Spatiotemporal trends in cattle lungworm disease (Dictyocaulus viviparus) in Great Britain from 1975 to 2014
27 Jun 2020
McCarthy, C., van Dijk, J.
Clinical disease caused by the bovine lungworm (Dictyocaulus viviparus) causes significant welfare and economic problems for the livestock industry. Anecdotal reports suggest that the number of clinical cases has increased, particularly in Northern England and Scotland. However, these spatiotemporal changes have not been quantified and the current impact that the disease is having across Great Britain remains unclear.
Here, we report a retrospective analysis of the spatial distribution, seasonality and age of lungworm cases reported by the Veterinary Investigation Diagnosis Analysis database from 1975 to 2014.

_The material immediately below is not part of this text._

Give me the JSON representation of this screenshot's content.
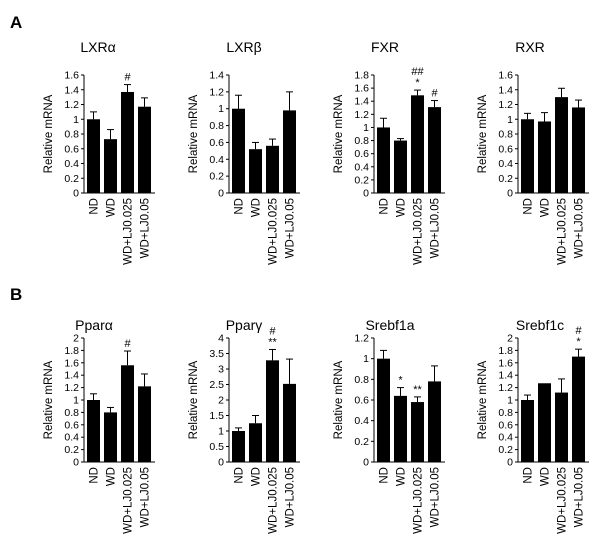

A sharp overall increase in the dictyocaulosis diagnostic rate (DR, cases / 1000 submissions) was observed, with, for example, median 2010–2014 DR 3.5 times as high as 1980–1984 DR. Such increases were most pronounced for Scotland, which became the region with the highest proportion of cases by 2009. Cases were increasingly diagnosed during the winter months (December–February).
The apparent spatiotemporal changes in lungworm epidemiology pose new challenges to cattle farmers in Great Britain. Farmers and veterinarians need to remain vigilant for this disease and consider it as a possible cause for milk production losses at any time of the year. Awareness levels may have to be raised particularly in northern England and Scotland.